I have repeatedly cited the dogmatic definition that there can be no salvation outside the Church of the faithful. Msgr. Fenton, in treating of this passage, admits that the term "faithful" positively excludes catechumens. But here's how Fenton solves the "problem". He says that one can be inside the "Church of the faithful" without actually being one OF the faithful. I call this undigested hamburger ecclesiology, that there can be those inside the body that are not OF the body. Because they lack the Sacramental character ... to extend the analogy with the body ... they lack the DNA of the body, and yet are inside the body. Just like an undigested piece of food, it's inside the body but not (yet) part of the body. Or a parasite perhaps? I find this preposterous. But this is their way of avoiding directly contradicting dogma. This is how people keep weaseling out of dogmatic definitions, and why the Church has to keep re-defining the same dogmas in different words. I don't believe that Msgr. Fenton was a heretic, as I'm certain that had the Church ruled that his interpretation was unacceptable, he would certainly retract it and submit to the Magisterium.
Also, the argument is incredibly strong from the teaching of Trent that catechumens are not subject to the Pope until they actually receive the Sacrament of Baptism, and that there can be no salvation without subjection to the Roman Pontiff.
But for the necessity of water for salvation, St. Robert knew Trent very well, and I believe this is his thinking. For the record, most proponents of BoD simply ignore Trent, but St. Robert was very careful about how he expressed his theory that catechumens could be saved.
So, here's where there's some wiggle room.
MAJOR: (dogma) the Sacrament of Baptism is necessary for salvation.
MINOR: (dogma) real and natural (as opposed to metaphorical) water is necessary for the Sacrament of Baptism.
CONCLUSION: (the application of) real and natural water is necessary for salvation.
So one way out of this is to distinguish "necessary" in the MAJOR, the MINOR or both. One could argue that this necessity refers to a necessity of precept rather than a necessity of means. Now, theologians are largely unanimous in concluding that this refers to a necessity of means, and that it is an absolute necessity of means. So, while it would be wrong to hold that this refers to a necessity of precept or some kind of "relative" necessity of means, attempting to apply that distinction here would not be strictly heretical.
But, as I said, no theologian believes that Baptism is necessary by anything other than an absolute necessity of means.
St. Robert upholds the necessity of the Sacrament of Baptism (while allowing ... tentatively ... for catechumens to possibly be saved) by saying that they receive the Sacrament of Baptism in voto. He would certainly condemn as heretical the idea that someone can be saved "without" the Sacrament. So he would say that it is necessary to receive the Sacrament of Baptism saltem in voto "at least" in intention/resolution, so that the Sacrament of Baptism remains necessary for salvation. He would (as St. Alphonsus does) make an analogy with the Sacrament of Confession, that it could be received in voto.

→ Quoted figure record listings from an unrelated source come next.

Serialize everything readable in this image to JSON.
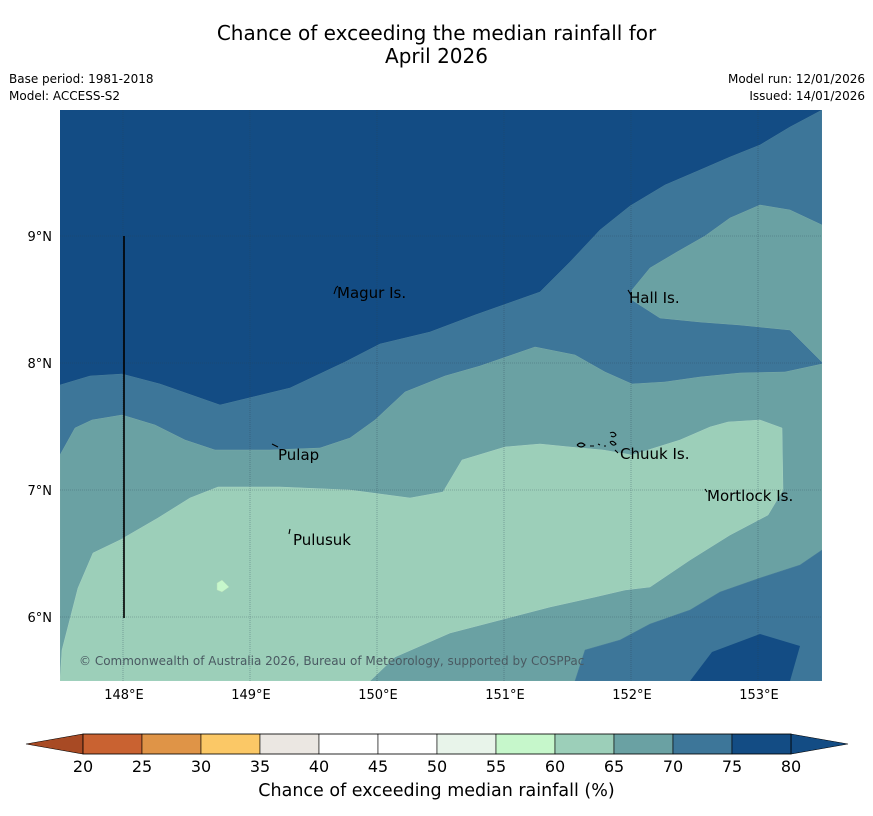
{
  "title": {
    "line1": "Chance of exceeding the median rainfall for",
    "line2": "April 2026"
  },
  "meta": {
    "base_period": "Base period: 1981-2018",
    "model": "Model: ACCESS-S2",
    "model_run": "Model run: 12/01/2026",
    "issued": "Issued: 14/01/2026"
  },
  "map": {
    "lon_ticks": [
      "148°E",
      "149°E",
      "150°E",
      "151°E",
      "152°E",
      "153°E"
    ],
    "lat_ticks": [
      "9°N",
      "8°N",
      "7°N",
      "6°N"
    ],
    "places": [
      "Magur Is.",
      "Hall Is.",
      "Pulap",
      "Chuuk Is.",
      "Mortlock Is.",
      "Pulusuk"
    ],
    "copyright": "© Commonwealth of Australia 2026, Bureau of Meteorology, supported by COSPPac"
  },
  "colorbar": {
    "ticks": [
      "20",
      "25",
      "30",
      "35",
      "40",
      "45",
      "50",
      "55",
      "60",
      "65",
      "70",
      "75",
      "80"
    ],
    "colors": [
      "#a84a24",
      "#c96231",
      "#df9447",
      "#fbc866",
      "#ebe7e2",
      "#ffffff",
      "#ffffff",
      "#e8f4ea",
      "#c6f7cb",
      "#9ccfb9",
      "#6aa1a3",
      "#3d7699",
      "#134c84"
    ],
    "title": "Chance of exceeding median rainfall (%)"
  }
}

So, the argument against this type of distinction comes from the dogma that real and natural water is necessary for the Sacrament of Baptism.

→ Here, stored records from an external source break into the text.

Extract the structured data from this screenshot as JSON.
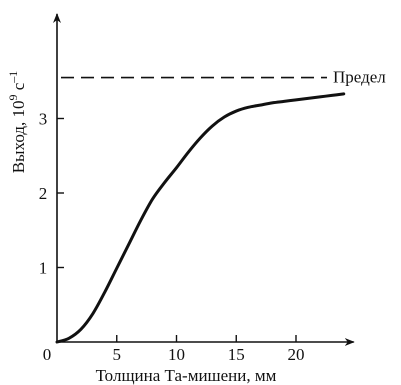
{
  "chart_data": {
    "type": "line",
    "title": "",
    "xlabel": "Толщина Та-мишени, мм",
    "ylabel_prefix": "Выход, 10",
    "ylabel_exp": "9",
    "ylabel_unit": " с",
    "ylabel_unit_exp": "–1",
    "xlim": [
      0,
      25
    ],
    "ylim": [
      0,
      4.4
    ],
    "x_ticks": [
      0,
      5,
      10,
      15,
      20
    ],
    "x_tick_labels": [
      "0",
      "5",
      "10",
      "15",
      "20"
    ],
    "y_ticks": [
      1,
      2,
      3
    ],
    "y_tick_labels": [
      "1",
      "2",
      "3"
    ],
    "grid": false,
    "series": [
      {
        "x": [
          0,
          1,
          2,
          3,
          4,
          5,
          6,
          7,
          8,
          9,
          10,
          11,
          12,
          13,
          14,
          15,
          16,
          17,
          18,
          19,
          20,
          21,
          22,
          23,
          24
        ],
        "values": [
          0,
          0.05,
          0.17,
          0.38,
          0.67,
          0.99,
          1.31,
          1.63,
          1.92,
          2.14,
          2.34,
          2.55,
          2.74,
          2.9,
          3.02,
          3.1,
          3.15,
          3.18,
          3.21,
          3.23,
          3.25,
          3.27,
          3.29,
          3.31,
          3.33
        ]
      }
    ],
    "limit": {
      "value": 3.55,
      "label": "Предел"
    }
  }
}
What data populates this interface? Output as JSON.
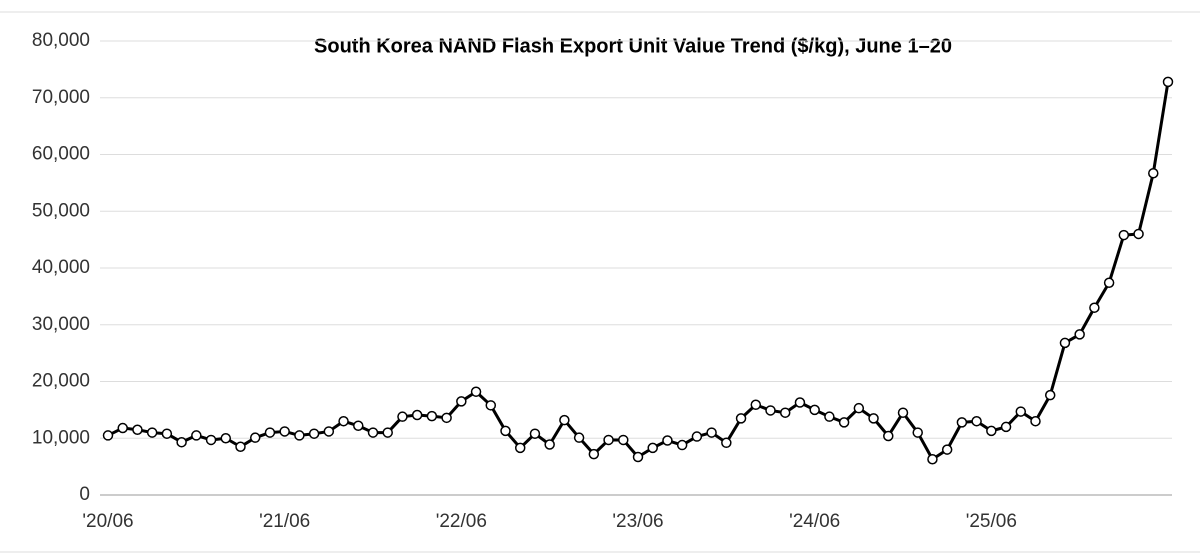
{
  "chart_data": {
    "type": "line",
    "title": "South Korea NAND Flash Export Unit Value Trend ($/kg), June 1–20",
    "categories": [
      "'20/06",
      null,
      null,
      null,
      null,
      null,
      null,
      null,
      null,
      null,
      null,
      null,
      "'21/06",
      null,
      null,
      null,
      null,
      null,
      null,
      null,
      null,
      null,
      null,
      null,
      "'22/06",
      null,
      null,
      null,
      null,
      null,
      null,
      null,
      null,
      null,
      null,
      null,
      "'23/06",
      null,
      null,
      null,
      null,
      null,
      null,
      null,
      null,
      null,
      null,
      null,
      "'24/06",
      null,
      null,
      null,
      null,
      null,
      null,
      null,
      null,
      null,
      null,
      null,
      "'25/06",
      null,
      null,
      null,
      null,
      null,
      null,
      null,
      null,
      null,
      null,
      null,
      null
    ],
    "values": [
      10500,
      11800,
      11500,
      11000,
      10800,
      9300,
      10500,
      9700,
      10000,
      8500,
      10100,
      11000,
      11200,
      10500,
      10800,
      11200,
      13000,
      12200,
      11000,
      11000,
      13800,
      14100,
      13900,
      13600,
      16500,
      18200,
      15800,
      11300,
      8300,
      10800,
      8900,
      13200,
      10100,
      7200,
      9700,
      9700,
      6700,
      8300,
      9600,
      8800,
      10300,
      11000,
      9200,
      13500,
      15900,
      14900,
      14500,
      16300,
      15000,
      13800,
      12800,
      15300,
      13500,
      10400,
      14500,
      11000,
      6300,
      8000,
      12800,
      13000,
      11300,
      12000,
      14700,
      13000,
      17600,
      26800,
      28300,
      33000,
      37400,
      45800,
      46000,
      56700,
      72800
    ],
    "color": "#000000",
    "ylim": [
      0,
      80000
    ],
    "yticks": [
      0,
      {
        "value": 10000,
        "label": "10,000"
      },
      {
        "value": 20000,
        "label": "20,000"
      },
      {
        "value": 30000,
        "label": "30,000"
      },
      {
        "value": 40000,
        "label": "40,000"
      },
      {
        "value": 50000,
        "label": "50,000"
      },
      {
        "value": 60000,
        "label": "60,000"
      },
      {
        "value": 70000,
        "label": "70,000"
      },
      {
        "value": 80000,
        "label": "80,000"
      }
    ],
    "grid": true
  }
}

But to combine these two involves a bit of a logical compression.
Water is necessary for the Sacrament. Sacrament is necessary for salvation. Therefore, (the application of) water (to an individual) is necessary for (that individual's) salvation.

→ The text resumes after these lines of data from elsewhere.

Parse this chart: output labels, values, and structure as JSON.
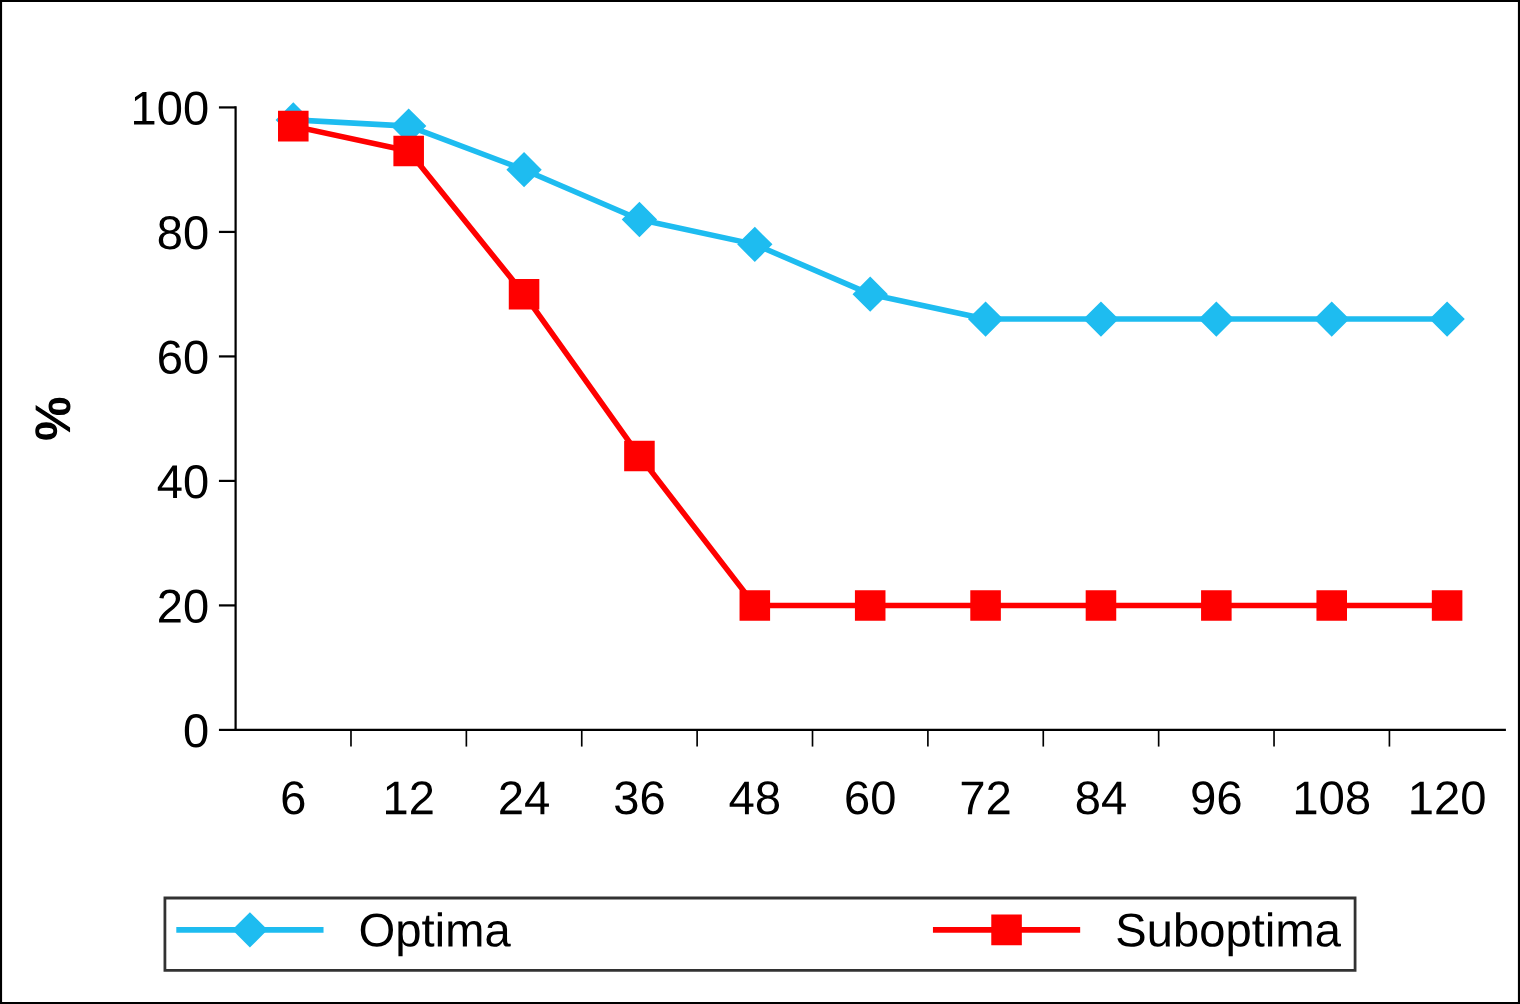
{
  "chart_data": {
    "type": "line",
    "ylabel": "%",
    "categories": [
      "6",
      "12",
      "24",
      "36",
      "48",
      "60",
      "72",
      "84",
      "96",
      "108",
      "120"
    ],
    "series": [
      {
        "name": "Optima",
        "color": "#1ebcf0",
        "marker": "diamond",
        "values": [
          98,
          97,
          90,
          82,
          78,
          70,
          66,
          66,
          66,
          66,
          66
        ]
      },
      {
        "name": "Suboptima",
        "color": "#ff0000",
        "marker": "square",
        "values": [
          97,
          93,
          70,
          44,
          20,
          20,
          20,
          20,
          20,
          20,
          20
        ]
      }
    ],
    "ylim": [
      0,
      100
    ],
    "yticks": [
      0,
      20,
      40,
      60,
      80,
      100
    ],
    "grid": false,
    "legend": "bottom"
  }
}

There's just a HAIR of wiggle room here, but it's enough to let someone who argues this way off the hook from heresy in the strict sense.
Yet, if you interpret it this way, Trent is teaching something that is merely a semantic difference from the Protestant view that Baptism saves ex opere operatis without the strict necessity that the individual be washed in physical water, thus a spiritual difference. It would reduce Trent's dogmatic condemnation of the Prot view of Baptism to a mere Jesuitical and sophistic difference in semantics. We could then say with Bergoglio that Trent's condemnation of Protestantism was really just a misunderstanding and that both the Church and the Prots were really just saying the same thing.